In reality, the NATO top lasted barely two days, but the NATO top lasted almost two years on TV. That was at least my experience, and I suspect that NOS presenter Albert Bos thinks the same thing about it. In fact, I think the NATO summit is still taking place in his head. After he had to beat the first evening of the conference from Madurodam, he was allowed to return to the NOS studio the second day. There he had to alternate interviews with studio guests with comments on images from the World Forum for hours in succession. Then his head appeared in a square in the bottom left of the screen, which was reminiscent of the type of content in which YouTubers capture their live response to a strange video.
In the case of Bos, that reaction often laved somewhere between annoyance, shame and defeat, because the broadcast was not very smooth. At times when the image did not match the sound or there was too quickly from one room to the other, his disapproving look was always there. “It’s chaos,” he said. Or: “Just rest in the tent.” Or, if the camera chose a very interesting angle: “Yes, that’s the ceiling of the World Forum.”
But there were also times when the reason for Bos’ Grimassen was probably in the texts he had to listen to all day. He shook his head when Donald Trump CNN and The New York Times “Fake News”, “Disgusting” and “Terrible Groups of People” mentioned. In the meantime, our current prime minister was tacitly next to the US president; Our former prime minister had referred to him earlier in the day as “daddy”. I was happy that at least there was still some who reacted hooddies to Daddy’s attacks on the press, but that the press itself should come and not our political leaders can be called careful.

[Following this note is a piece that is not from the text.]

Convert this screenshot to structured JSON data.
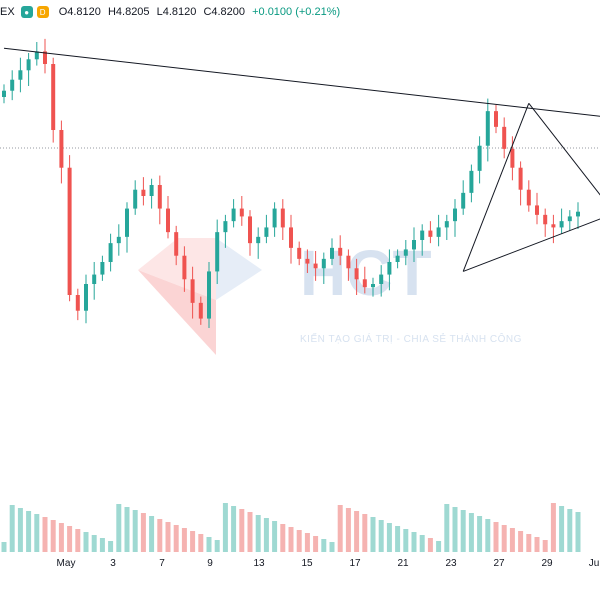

The time awareness of Dick Schoof is radically different from mine as a TV viewer. When in the evening News hour (NOS/NTR) was asked how he had experienced that Trump led himself out about journalists in his presence, he replied: “Fortunately it didn’t take too long.” Furthermore, in this specific case he did not know who was right, said Schoof. The reason for Trumps anger was CNN’s reporting and The New York Times About the American bombs in Iran; Schoof did not have the necessary information to “make an opinion about it”. Then be honest and just say that you didn’t want to make Daddy angry.
Yellow car
Without the live reactions from Bos, the interview became unbearable, so I switched to another man who increasingly lives in his own reality for a change: Tom Egbers. Egbers has been able to make some programs for the NOS since last year and for the time being consistently opts for titles that sound like booklets for children in the age category eight to ten years. The first program was called Toms Sports Storiesbut the emphasis was more on Tom than on the sports stories. It was memorable television. For example, there was an excerpt in which Egbers sang a song in his yellow car that was called ‘I’m Scum’ and closed the first (and only) season by reciting the whole ‘Sonnet 18’ from Shakespeare.
Toms Sports Stories is now succeeded by Toms Derby’s. As the title suggests, Tom goes in Toms Derby’s Along Derby’s, because Tom loves Derby’s. In episode two, Egbers visited a derby on the Scottish Hebriden. A nice derby, Egbers judged. “It is actually not possible here.” As he drew that conclusion, he looked out on the Atlantic Ocean. “And this is why I love football,” he said, what made me wonder if he saw the same thing as me. I only saw water. But perhaps Egbers’ head always takes place a game of football. You can find it worse.